Tokoh pendiri PDIP Lotim ini menjelaskan kalau melihat saat ini proses hukum terhadap 18 orang anggota DPRD Lotim saat ini sedang berlangsung di pihak kepolisian.
Sementara pada satu sisi saat ini proses pencalekan untuk Pileg 2019 masih dalam verifikasi untuk penentuan menjadi Daftar Calon Sementara (DCS) sebelum penetapan Daftar Calon Tetap (DCT) legislatif DPRD Lotim 2019.
” Kalau sebelum penetapan DCT ada kejelasan hukum terhadap kasus yang menimpa 18 orang anggota DPRD Lotim, maka sudah barang tentu konsekwensinya akan berpengaruh terhadap pencalekannya,” tambahnya.

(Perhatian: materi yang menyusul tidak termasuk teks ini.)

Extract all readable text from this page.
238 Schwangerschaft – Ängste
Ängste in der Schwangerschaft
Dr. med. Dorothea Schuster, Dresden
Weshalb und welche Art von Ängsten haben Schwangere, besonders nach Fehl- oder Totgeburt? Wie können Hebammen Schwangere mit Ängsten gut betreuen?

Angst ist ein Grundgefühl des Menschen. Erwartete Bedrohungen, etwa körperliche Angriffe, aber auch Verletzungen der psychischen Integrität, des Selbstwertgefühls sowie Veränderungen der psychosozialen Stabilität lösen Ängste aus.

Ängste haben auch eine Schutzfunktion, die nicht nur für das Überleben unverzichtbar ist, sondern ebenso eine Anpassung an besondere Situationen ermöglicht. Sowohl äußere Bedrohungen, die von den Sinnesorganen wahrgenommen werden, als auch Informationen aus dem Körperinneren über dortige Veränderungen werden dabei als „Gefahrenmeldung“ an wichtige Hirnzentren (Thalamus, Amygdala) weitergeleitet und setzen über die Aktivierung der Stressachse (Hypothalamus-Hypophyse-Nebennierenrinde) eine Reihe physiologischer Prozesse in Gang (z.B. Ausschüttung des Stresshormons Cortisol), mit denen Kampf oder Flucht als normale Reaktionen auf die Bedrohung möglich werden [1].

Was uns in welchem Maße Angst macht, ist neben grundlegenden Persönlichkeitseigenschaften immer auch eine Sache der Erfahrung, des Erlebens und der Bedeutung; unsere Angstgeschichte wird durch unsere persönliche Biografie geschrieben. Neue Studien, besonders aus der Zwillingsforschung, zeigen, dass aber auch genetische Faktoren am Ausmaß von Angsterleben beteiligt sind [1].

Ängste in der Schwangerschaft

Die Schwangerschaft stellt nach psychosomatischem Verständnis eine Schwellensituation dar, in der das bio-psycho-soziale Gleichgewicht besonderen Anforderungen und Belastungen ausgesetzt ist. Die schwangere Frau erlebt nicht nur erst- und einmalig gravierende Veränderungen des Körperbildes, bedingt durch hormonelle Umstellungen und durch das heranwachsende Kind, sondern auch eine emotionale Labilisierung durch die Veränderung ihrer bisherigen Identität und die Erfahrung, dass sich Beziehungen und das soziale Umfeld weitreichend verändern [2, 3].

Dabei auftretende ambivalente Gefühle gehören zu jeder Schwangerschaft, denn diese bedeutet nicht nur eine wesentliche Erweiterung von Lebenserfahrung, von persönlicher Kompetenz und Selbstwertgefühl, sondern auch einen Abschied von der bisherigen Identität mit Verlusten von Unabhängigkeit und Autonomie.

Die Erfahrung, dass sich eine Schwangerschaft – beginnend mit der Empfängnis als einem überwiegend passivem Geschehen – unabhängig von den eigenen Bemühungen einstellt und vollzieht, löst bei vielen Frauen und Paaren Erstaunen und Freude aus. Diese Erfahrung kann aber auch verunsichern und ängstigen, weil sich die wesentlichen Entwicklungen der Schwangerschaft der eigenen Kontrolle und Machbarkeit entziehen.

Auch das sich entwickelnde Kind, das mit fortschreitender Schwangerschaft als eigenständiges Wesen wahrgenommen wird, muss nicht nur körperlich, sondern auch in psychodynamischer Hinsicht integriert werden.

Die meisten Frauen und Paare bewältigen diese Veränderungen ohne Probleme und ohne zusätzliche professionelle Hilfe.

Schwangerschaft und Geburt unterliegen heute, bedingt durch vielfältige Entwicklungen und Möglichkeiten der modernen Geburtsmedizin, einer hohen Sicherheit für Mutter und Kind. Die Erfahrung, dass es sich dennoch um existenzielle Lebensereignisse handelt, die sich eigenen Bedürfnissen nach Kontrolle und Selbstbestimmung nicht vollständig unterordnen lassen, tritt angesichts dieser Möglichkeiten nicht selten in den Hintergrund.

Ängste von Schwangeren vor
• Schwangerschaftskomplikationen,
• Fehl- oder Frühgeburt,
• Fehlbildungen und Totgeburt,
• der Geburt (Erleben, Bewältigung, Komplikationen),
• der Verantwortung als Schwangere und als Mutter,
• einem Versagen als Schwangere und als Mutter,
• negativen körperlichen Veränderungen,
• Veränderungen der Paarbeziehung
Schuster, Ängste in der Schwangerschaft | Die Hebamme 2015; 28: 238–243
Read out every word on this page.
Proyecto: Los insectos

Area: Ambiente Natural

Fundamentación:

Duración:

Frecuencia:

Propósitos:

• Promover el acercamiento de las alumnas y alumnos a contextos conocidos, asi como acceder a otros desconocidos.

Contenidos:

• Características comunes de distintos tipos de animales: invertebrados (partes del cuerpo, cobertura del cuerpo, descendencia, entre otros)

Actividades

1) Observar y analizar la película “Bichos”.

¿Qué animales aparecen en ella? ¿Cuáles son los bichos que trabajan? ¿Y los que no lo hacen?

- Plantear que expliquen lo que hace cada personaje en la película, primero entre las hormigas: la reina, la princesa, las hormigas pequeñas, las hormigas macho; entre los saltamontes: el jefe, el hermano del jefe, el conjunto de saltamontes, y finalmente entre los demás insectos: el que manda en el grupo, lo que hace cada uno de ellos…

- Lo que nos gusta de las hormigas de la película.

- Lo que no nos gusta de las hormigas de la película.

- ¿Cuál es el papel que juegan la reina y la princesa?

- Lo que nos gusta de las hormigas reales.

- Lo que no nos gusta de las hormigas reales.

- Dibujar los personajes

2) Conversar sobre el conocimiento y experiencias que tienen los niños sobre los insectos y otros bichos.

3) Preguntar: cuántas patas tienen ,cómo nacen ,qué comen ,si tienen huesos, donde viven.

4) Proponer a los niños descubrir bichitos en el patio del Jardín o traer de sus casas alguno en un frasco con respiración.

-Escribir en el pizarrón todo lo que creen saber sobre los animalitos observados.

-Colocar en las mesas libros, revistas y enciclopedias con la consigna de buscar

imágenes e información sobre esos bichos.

Ditempat terpisah anggota Komisioner KPU Lotim, Ziunnurain mengatakan pihaknya tidak tahu menahu masalah kasus yang menimpa sebanyak 18 orang anggota DPRD Lotim tersebut. Meski diantaranya mereka ada yang maju menjadi caleg Pileg 2018.
” Bila ada putusan ingkrah dari pihak berwenang terhadap kasus tersebut keluar sebelum ditetapkan menjadi DCT maka sudah barang tentu akan bermasalah,” tegas Ziunnurain.
Sementara kalau keputusan ingkrah itu ada setelah penetapan DCT, lanjut Ziunnurain,maka tentunya kami akan melakukan komunikasi dan koordinasi dengan pihak KPU Provinsi maupun Mendagri mengenai persoalan tersebut.
Namun yang jelas sesuai dengan pakta integritas partai terdapat tiga kasus yang menjadi atensi kita Bandar Narkoba,Korupsi dan pencabulan anak.
” Kalau kami ketahui ketiga kasus dilakukan oleh caleg,kemudian ada keputusan ingkrah maka tentu kami langsung akan coret,” tandasnya.